Powerless to lift a finger more, he lay there, stared at the light and blinked his eyes to keep the snow out of them, that the image of that shining window might remain clear. Its radiance would brighten his end, and the idea strangely comforted him. His wits reeled again; he prayed a wild prayer: he began to long for life with all his might, and the desire towards it poured in a frantic torrent over him. A signal set within his eyes by man smiled upon him, but he could not reach it. Thrice he shouted to Miller to follow him; to shout for his own salvation did not strike his mind; and whilst he cried aloud for the third time, the storm, that had increased to sweep the snow clear of one bright window, lulled, and for a moment drew a long, sobbing breath, ere it shrieked again. In that oasis of silence the man poured out his last cry to his friend; but only the raving voices from above answered it, for Miller had long passed beyond sense.

And yet, behind the granite of the farm were wakeful ears. Aloft Grace Malherb lay sleepless, while she watched a great heap of snow gather upon her bedroom hearth. The taper that was leading Stark to salvation beamed steadfastly to him; to Grace, under her blankets, it staggered and reeled and guttered, and fought strange draughts that crept through unknown chinks and crannies. Then, the hour being eleven, there fell that awful simultaneous suspiration of breath in the yelling throats of the storm.
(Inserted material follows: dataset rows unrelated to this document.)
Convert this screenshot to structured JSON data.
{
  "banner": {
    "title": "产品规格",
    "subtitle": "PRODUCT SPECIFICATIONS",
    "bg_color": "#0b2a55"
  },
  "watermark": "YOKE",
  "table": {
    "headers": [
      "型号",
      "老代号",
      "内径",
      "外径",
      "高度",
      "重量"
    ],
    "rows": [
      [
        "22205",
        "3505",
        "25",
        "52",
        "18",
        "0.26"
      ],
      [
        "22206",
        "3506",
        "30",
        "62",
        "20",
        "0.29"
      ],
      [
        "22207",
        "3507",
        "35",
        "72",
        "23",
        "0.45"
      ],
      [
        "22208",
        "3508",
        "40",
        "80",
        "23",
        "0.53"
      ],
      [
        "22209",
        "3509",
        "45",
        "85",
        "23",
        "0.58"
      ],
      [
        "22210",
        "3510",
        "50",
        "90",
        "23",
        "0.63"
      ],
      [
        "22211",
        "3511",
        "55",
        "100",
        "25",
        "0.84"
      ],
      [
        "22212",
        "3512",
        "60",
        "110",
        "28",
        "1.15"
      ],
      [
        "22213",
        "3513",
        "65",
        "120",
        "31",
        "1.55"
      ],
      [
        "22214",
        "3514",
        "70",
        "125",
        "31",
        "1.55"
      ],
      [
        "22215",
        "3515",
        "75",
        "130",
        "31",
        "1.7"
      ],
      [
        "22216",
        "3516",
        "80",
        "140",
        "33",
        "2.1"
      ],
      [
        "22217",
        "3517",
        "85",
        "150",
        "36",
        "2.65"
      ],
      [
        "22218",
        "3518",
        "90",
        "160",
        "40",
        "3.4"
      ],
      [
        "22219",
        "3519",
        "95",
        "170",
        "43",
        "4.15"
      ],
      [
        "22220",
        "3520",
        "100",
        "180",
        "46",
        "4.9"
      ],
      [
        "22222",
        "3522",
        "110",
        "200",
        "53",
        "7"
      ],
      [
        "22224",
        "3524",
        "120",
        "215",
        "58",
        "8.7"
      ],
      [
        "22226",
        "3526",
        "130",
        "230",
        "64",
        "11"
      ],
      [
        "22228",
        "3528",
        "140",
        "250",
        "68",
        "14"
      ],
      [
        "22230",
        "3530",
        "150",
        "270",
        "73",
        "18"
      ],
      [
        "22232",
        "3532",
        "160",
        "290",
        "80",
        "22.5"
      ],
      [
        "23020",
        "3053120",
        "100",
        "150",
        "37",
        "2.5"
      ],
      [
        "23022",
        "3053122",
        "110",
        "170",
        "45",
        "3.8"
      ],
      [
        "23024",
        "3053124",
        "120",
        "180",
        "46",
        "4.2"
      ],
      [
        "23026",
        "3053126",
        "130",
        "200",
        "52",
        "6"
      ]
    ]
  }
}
A mysterious silence touched the night and in the moment of it a human cry—wild and faint—reached the girl's straining ear. No other heard it, for though Malherb walked below, uneasy before the onset of this hurricane, his dwelling lay between him and the lost man, while for the rest all that household slept in peace.

Now did Death huddle close over Cecil Stark, hide him, muffle his speech, and steal his senses one by one; yet with his last throb of consciousness the sailor shouted on to Miller, and before his voice stilled and his life was in the act to close, Grace Malherb had reached her father where he walked and told her news. He showed much doubt, yet lost not a moment, and the last weak cry of the man in the snow saluted Beer and Malherb as they crept round the southern front of the farm with a lantern.

"Miller! Miller! Mil——!"

Then they heard no more, but guided by the voice, struggled across the snow to it and fell over a fellow-creature.